Déjeuner avec ses amis à la cantine, partir en voyage avec sa classe, ­participer aux cours d’éducation physique et sportive, choisir son orientation en fonction de ses appétences, et non par dépit du fait de limites supposées en lien avec le diabète, constituent des droits pour les élèves concernés par le DT1. Or un droit n’a pas à être discuté ou négocié, au risque de l’injustice. Dans ce cadre, l’association Aide aux Jeunes Diabétiques, AJD, a souhaité mettre en place un groupe de travail de clarification et de proposition, avec des partenaires naturels que sont les représentants des parents d’élèves, des soignants de l’éducation nationale et des enseignants. Ce groupe a pu diffuser un document de recommandations, pour que tous les destinataires de ce plaidoyer puissent entendre les attentes légitimes de ces enfants d’être protégés du risque de discrimination dans le cadre de leur scolarité, et y répondre : https://www.ajd-diabete.fr/wp-content/uploads/2021/05/Dt1-et-Ecole-Nos-6-recommandations.pdf
Cela est destiné à soutenir et orienter les décisions politiques pour l’accueil des « élèves à besoins parti­culiers » (ayant des troubles des apprentissages, une maladie chronique, et/ou porteurs de handicap), comme « l’école inclusive »

Encadre
Parmi les recommandations de l’ajd : faire confiance à l’enfant

À plus de 95 %, le diabète de l’enfant est le diabète de type 1 (DT1) : une situation de carence hormonale en lien avec un mécanisme auto-immun de destruction des sites de sécrétion de l’insuline au niveau du pancréas : les cellules bêta des îlots de Langerhans.

Le DT1 se déclare en moyenne à l’âge de 8 ans, mais il peut débuter dès l’âge de 6 mois, et 25 % des nouveaux cas actuels débutent entre 0 et 4 ans. Ces dernières années, on observe une tendance à l’augmentation de cette incidence de 4 à 5 % par an (contre 2 % dans le diabète de type 2 de l’adulte), soit un doublement des cas pédiatriques en quinze ans…

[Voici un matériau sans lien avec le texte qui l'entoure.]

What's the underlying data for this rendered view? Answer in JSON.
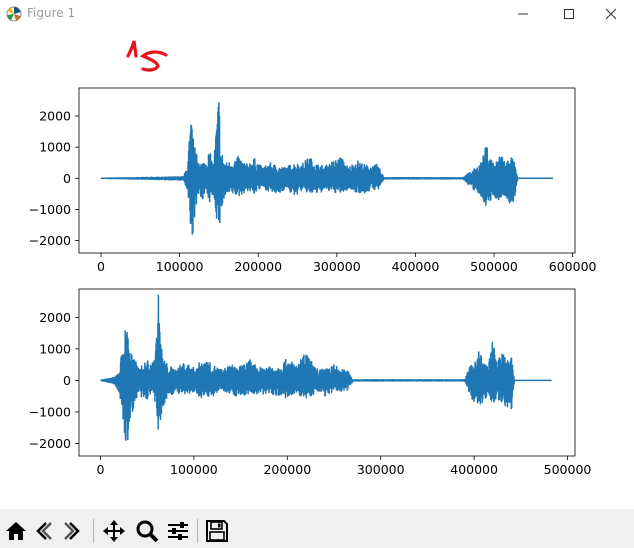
{
  "window": {
    "title": "Figure 1",
    "controls": [
      "minimize-icon",
      "maximize-icon",
      "close-icon"
    ]
  },
  "annotation": {
    "handwritten_text": "15",
    "color": "#e8141b"
  },
  "colors": {
    "line": "#1f77b4",
    "axes": "#000000",
    "toolbar_bg": "#f0f0f0"
  },
  "chart_data": [
    {
      "type": "line",
      "title": "",
      "xlabel": "",
      "ylabel": "",
      "xlim": [
        -28000,
        603000
      ],
      "ylim": [
        -2400,
        2900
      ],
      "xticks": [
        0,
        100000,
        200000,
        300000,
        400000,
        500000,
        600000
      ],
      "xtick_labels": [
        "0",
        "100000",
        "200000",
        "300000",
        "400000",
        "500000",
        "600000"
      ],
      "yticks": [
        -2000,
        -1000,
        0,
        1000,
        2000
      ],
      "ytick_labels": [
        "−2000",
        "−1000",
        "0",
        "1000",
        "2000"
      ],
      "grid": false,
      "series": [
        {
          "description": "audio waveform envelope (sampled peaks)",
          "x": [
            0,
            105000,
            110000,
            113000,
            115000,
            118000,
            121000,
            124000,
            128000,
            133000,
            138000,
            143000,
            146000,
            150000,
            153000,
            158000,
            165000,
            175000,
            185000,
            195000,
            205000,
            215000,
            225000,
            235000,
            245000,
            255000,
            265000,
            275000,
            285000,
            295000,
            305000,
            315000,
            325000,
            335000,
            345000,
            352000,
            360000,
            400000,
            460000,
            480000,
            485000,
            490000,
            495000,
            500000,
            505000,
            510000,
            515000,
            520000,
            525000,
            530000,
            575000
          ],
          "max": [
            0,
            50,
            450,
            1500,
            1900,
            1200,
            800,
            700,
            500,
            600,
            900,
            450,
            1500,
            2750,
            900,
            500,
            550,
            700,
            450,
            650,
            350,
            500,
            400,
            350,
            500,
            450,
            700,
            450,
            400,
            550,
            700,
            350,
            600,
            450,
            400,
            450,
            20,
            20,
            20,
            400,
            600,
            1100,
            700,
            500,
            600,
            900,
            450,
            800,
            600,
            0,
            0
          ],
          "min": [
            0,
            -60,
            -500,
            -1700,
            -2300,
            -1400,
            -900,
            -600,
            -700,
            -500,
            -800,
            -500,
            -1200,
            -1800,
            -1000,
            -600,
            -500,
            -600,
            -400,
            -500,
            -300,
            -450,
            -550,
            -300,
            -600,
            -400,
            -500,
            -500,
            -400,
            -450,
            -500,
            -350,
            -450,
            -500,
            -350,
            -400,
            -20,
            -20,
            -20,
            -550,
            -700,
            -900,
            -800,
            -600,
            -700,
            -650,
            -600,
            -900,
            -750,
            0,
            0
          ]
        }
      ]
    },
    {
      "type": "line",
      "title": "",
      "xlabel": "",
      "ylabel": "",
      "xlim": [
        -23000,
        508000
      ],
      "ylim": [
        -2400,
        2900
      ],
      "xticks": [
        0,
        100000,
        200000,
        300000,
        400000,
        500000
      ],
      "xtick_labels": [
        "0",
        "100000",
        "200000",
        "300000",
        "400000",
        "500000"
      ],
      "yticks": [
        -2000,
        -1000,
        0,
        1000,
        2000
      ],
      "ytick_labels": [
        "−2000",
        "−1000",
        "0",
        "1000",
        "2000"
      ],
      "grid": false,
      "series": [
        {
          "description": "audio waveform envelope (sampled peaks)",
          "x": [
            0,
            15000,
            20000,
            24000,
            28000,
            32000,
            36000,
            41000,
            46000,
            50000,
            54000,
            59000,
            62000,
            66000,
            72000,
            80000,
            90000,
            100000,
            110000,
            120000,
            130000,
            140000,
            150000,
            160000,
            170000,
            180000,
            190000,
            200000,
            210000,
            220000,
            230000,
            240000,
            250000,
            258000,
            265000,
            270000,
            320000,
            390000,
            395000,
            400000,
            405000,
            410000,
            415000,
            420000,
            425000,
            430000,
            435000,
            440000,
            443000,
            483000
          ],
          "max": [
            0,
            100,
            300,
            1200,
            1900,
            1000,
            700,
            400,
            500,
            700,
            450,
            1000,
            2750,
            800,
            500,
            350,
            600,
            400,
            700,
            500,
            350,
            500,
            450,
            650,
            400,
            500,
            450,
            700,
            500,
            900,
            400,
            350,
            500,
            350,
            300,
            20,
            20,
            20,
            400,
            650,
            1000,
            600,
            450,
            1300,
            600,
            900,
            700,
            750,
            0,
            0
          ],
          "min": [
            0,
            -120,
            -400,
            -1500,
            -2300,
            -1200,
            -800,
            -500,
            -700,
            -600,
            -400,
            -800,
            -1900,
            -900,
            -500,
            -400,
            -500,
            -400,
            -600,
            -500,
            -300,
            -450,
            -550,
            -400,
            -500,
            -400,
            -500,
            -600,
            -450,
            -600,
            -400,
            -500,
            -400,
            -350,
            -300,
            -20,
            -20,
            -20,
            -450,
            -700,
            -950,
            -650,
            -500,
            -800,
            -600,
            -700,
            -900,
            -900,
            0,
            0
          ]
        }
      ]
    }
  ],
  "toolbar": {
    "buttons": [
      {
        "name": "home-button",
        "icon": "home-icon"
      },
      {
        "name": "back-button",
        "icon": "back-arrow-icon"
      },
      {
        "name": "forward-button",
        "icon": "forward-arrow-icon"
      },
      {
        "name": "pan-button",
        "icon": "pan-icon"
      },
      {
        "name": "zoom-button",
        "icon": "zoom-icon"
      },
      {
        "name": "configure-subplots-button",
        "icon": "sliders-icon"
      },
      {
        "name": "save-button",
        "icon": "save-icon"
      }
    ]
  }
}
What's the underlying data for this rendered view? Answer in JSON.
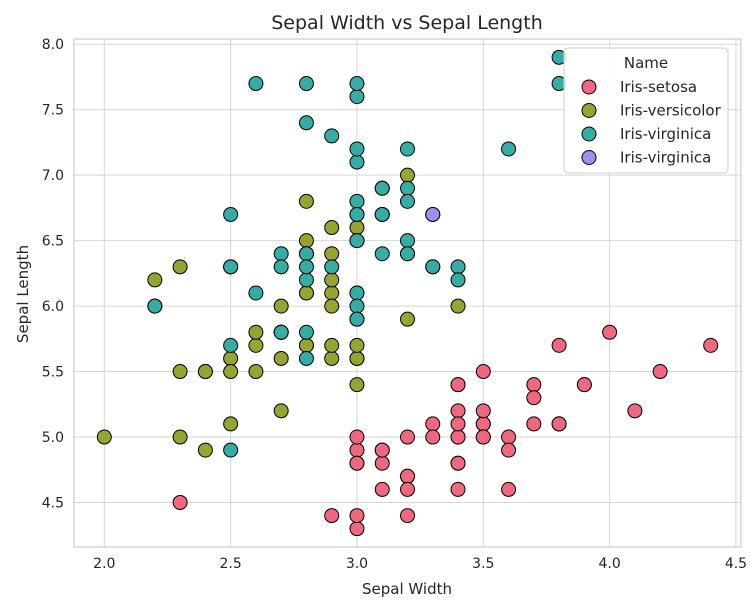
{
  "chart_data": {
    "type": "scatter",
    "title": "Sepal Width vs Sepal Length",
    "xlabel": "Sepal Width",
    "ylabel": "Sepal Length",
    "xlim": [
      1.88,
      4.52
    ],
    "ylim": [
      4.16,
      8.04
    ],
    "xticks": [
      2.0,
      2.5,
      3.0,
      3.5,
      4.0,
      4.5
    ],
    "xtick_labels": [
      "2.0",
      "2.5",
      "3.0",
      "3.5",
      "4.0",
      "4.5"
    ],
    "yticks": [
      4.5,
      5.0,
      5.5,
      6.0,
      6.5,
      7.0,
      7.5,
      8.0
    ],
    "ytick_labels": [
      "4.5",
      "5.0",
      "5.5",
      "6.0",
      "6.5",
      "7.0",
      "7.5",
      "8.0"
    ],
    "grid": true,
    "legend": {
      "title": "Name",
      "position": "top-right"
    },
    "series": [
      {
        "name": "Iris-setosa",
        "color": "#f0687f",
        "points": [
          [
            3.5,
            5.1
          ],
          [
            3.0,
            4.9
          ],
          [
            3.2,
            4.7
          ],
          [
            3.1,
            4.6
          ],
          [
            3.6,
            5.0
          ],
          [
            3.9,
            5.4
          ],
          [
            3.4,
            4.6
          ],
          [
            3.4,
            5.0
          ],
          [
            2.9,
            4.4
          ],
          [
            3.1,
            4.9
          ],
          [
            3.7,
            5.4
          ],
          [
            3.4,
            4.8
          ],
          [
            3.0,
            4.8
          ],
          [
            3.0,
            4.3
          ],
          [
            4.0,
            5.8
          ],
          [
            4.4,
            5.7
          ],
          [
            3.9,
            5.4
          ],
          [
            3.5,
            5.1
          ],
          [
            3.8,
            5.7
          ],
          [
            3.8,
            5.1
          ],
          [
            3.4,
            5.4
          ],
          [
            3.7,
            5.1
          ],
          [
            3.6,
            4.6
          ],
          [
            3.3,
            5.1
          ],
          [
            3.4,
            4.8
          ],
          [
            3.0,
            5.0
          ],
          [
            3.4,
            5.0
          ],
          [
            3.5,
            5.2
          ],
          [
            3.4,
            5.2
          ],
          [
            3.2,
            4.7
          ],
          [
            3.1,
            4.8
          ],
          [
            3.4,
            5.4
          ],
          [
            4.1,
            5.2
          ],
          [
            4.2,
            5.5
          ],
          [
            3.1,
            4.9
          ],
          [
            3.2,
            5.0
          ],
          [
            3.5,
            5.5
          ],
          [
            3.6,
            4.9
          ],
          [
            3.0,
            4.4
          ],
          [
            3.4,
            5.1
          ],
          [
            3.5,
            5.0
          ],
          [
            2.3,
            4.5
          ],
          [
            3.2,
            4.4
          ],
          [
            3.5,
            5.0
          ],
          [
            3.8,
            5.1
          ],
          [
            3.0,
            4.8
          ],
          [
            3.8,
            5.1
          ],
          [
            3.2,
            4.6
          ],
          [
            3.7,
            5.3
          ],
          [
            3.3,
            5.0
          ]
        ]
      },
      {
        "name": "Iris-versicolor",
        "color": "#97a431",
        "points": [
          [
            3.2,
            7.0
          ],
          [
            3.2,
            6.4
          ],
          [
            3.1,
            6.9
          ],
          [
            2.3,
            5.5
          ],
          [
            2.8,
            6.5
          ],
          [
            2.8,
            5.7
          ],
          [
            3.3,
            6.3
          ],
          [
            2.4,
            4.9
          ],
          [
            2.9,
            6.6
          ],
          [
            2.7,
            5.2
          ],
          [
            2.0,
            5.0
          ],
          [
            3.0,
            5.9
          ],
          [
            2.2,
            6.0
          ],
          [
            2.9,
            6.1
          ],
          [
            2.9,
            5.6
          ],
          [
            3.1,
            6.7
          ],
          [
            3.0,
            5.6
          ],
          [
            2.7,
            5.8
          ],
          [
            2.2,
            6.2
          ],
          [
            2.5,
            5.6
          ],
          [
            3.2,
            5.9
          ],
          [
            2.8,
            6.1
          ],
          [
            2.5,
            6.3
          ],
          [
            2.8,
            6.1
          ],
          [
            2.9,
            6.4
          ],
          [
            3.0,
            6.6
          ],
          [
            2.8,
            6.8
          ],
          [
            3.0,
            6.7
          ],
          [
            2.9,
            6.0
          ],
          [
            2.6,
            5.7
          ],
          [
            2.4,
            5.5
          ],
          [
            2.4,
            5.5
          ],
          [
            2.7,
            5.8
          ],
          [
            2.7,
            6.0
          ],
          [
            3.0,
            5.4
          ],
          [
            3.4,
            6.0
          ],
          [
            3.1,
            6.7
          ],
          [
            2.3,
            6.3
          ],
          [
            3.0,
            5.6
          ],
          [
            2.5,
            5.5
          ],
          [
            2.6,
            5.5
          ],
          [
            3.0,
            6.1
          ],
          [
            2.6,
            5.8
          ],
          [
            2.3,
            5.0
          ],
          [
            2.7,
            5.6
          ],
          [
            3.0,
            5.7
          ],
          [
            2.9,
            5.7
          ],
          [
            2.9,
            6.2
          ],
          [
            2.5,
            5.1
          ],
          [
            2.8,
            5.7
          ]
        ]
      },
      {
        "name": "Iris-virginica",
        "color": "#36ada4",
        "points": [
          [
            3.3,
            6.3
          ],
          [
            2.7,
            5.8
          ],
          [
            3.0,
            7.1
          ],
          [
            2.9,
            6.3
          ],
          [
            3.0,
            6.5
          ],
          [
            3.0,
            7.6
          ],
          [
            2.5,
            4.9
          ],
          [
            2.9,
            7.3
          ],
          [
            2.5,
            6.7
          ],
          [
            3.6,
            7.2
          ],
          [
            3.2,
            6.5
          ],
          [
            2.7,
            6.4
          ],
          [
            3.0,
            6.8
          ],
          [
            2.5,
            5.7
          ],
          [
            2.8,
            5.8
          ],
          [
            3.2,
            6.4
          ],
          [
            3.0,
            6.5
          ],
          [
            3.8,
            7.7
          ],
          [
            2.6,
            7.7
          ],
          [
            2.2,
            6.0
          ],
          [
            3.2,
            6.9
          ],
          [
            2.8,
            5.6
          ],
          [
            2.8,
            7.7
          ],
          [
            2.7,
            6.3
          ],
          [
            3.3,
            6.7
          ],
          [
            3.2,
            7.2
          ],
          [
            2.8,
            6.2
          ],
          [
            3.0,
            6.1
          ],
          [
            2.8,
            6.4
          ],
          [
            3.0,
            7.2
          ],
          [
            2.8,
            7.4
          ],
          [
            3.8,
            7.9
          ],
          [
            2.8,
            6.4
          ],
          [
            2.8,
            6.3
          ],
          [
            2.6,
            6.1
          ],
          [
            3.0,
            7.7
          ],
          [
            3.4,
            6.3
          ],
          [
            3.1,
            6.4
          ],
          [
            3.0,
            6.0
          ],
          [
            3.1,
            6.9
          ],
          [
            3.1,
            6.7
          ],
          [
            3.1,
            6.9
          ],
          [
            2.7,
            5.8
          ],
          [
            3.2,
            6.8
          ],
          [
            3.0,
            6.7
          ],
          [
            2.5,
            6.3
          ],
          [
            3.0,
            6.5
          ],
          [
            3.4,
            6.2
          ],
          [
            3.0,
            5.9
          ]
        ]
      },
      {
        "name": "Iris-virginica",
        "color": "#a48cf4",
        "points": [
          [
            3.3,
            6.7
          ]
        ]
      }
    ]
  }
}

Le DT1 concerne 25 000 jeunes de moins de 18 ans en France.

Dans 45 à 50 % des 2 500 nouveaux cas annuels, le début est marqué par une acidocétose, mais, dans nombre de situations, le diagnostic n’est pas envisagé d’emblée, ce qui conduit à ces aggravations de l’état clinique initial qu’une plus grande vigilance pourrait éviter…

Le groupe de travail constitué par l’AJD a émis les recommandations suivantes :

— mettre en place un congé spécifique pour les parents qui doivent accompagner leur enfant lors de sa première hospitalisation, à l’occasion du diagnostic ;

— clarifier les rôles et responsabilités de chacun au sein de l’Éducation nationale pour chaque étape de la scolarité d’un enfant avec un diabète ;

— s’appuyer sur les compétences et le rôle de formateur des professionnels de santé de l’Éducation nationale pour former et informer les professionnels de l’éducation ;

— lutter contre les idées reçues sur le diabète de type 1 à l’école ;

— réformer certaines modalités du projet d’accueil individualisé (PAI) afin de favoriser un accueil adapté des enfants qui ont un diabète ;

— reconnaitre le besoin et faire confiance à l’enfant dans sa compétence à utiliser de façon pertinente les innovations technologiques, comme des éléments d’émancipation, et l’inclure au sein du PAI lors de sa rédaction ou de son renouvellement.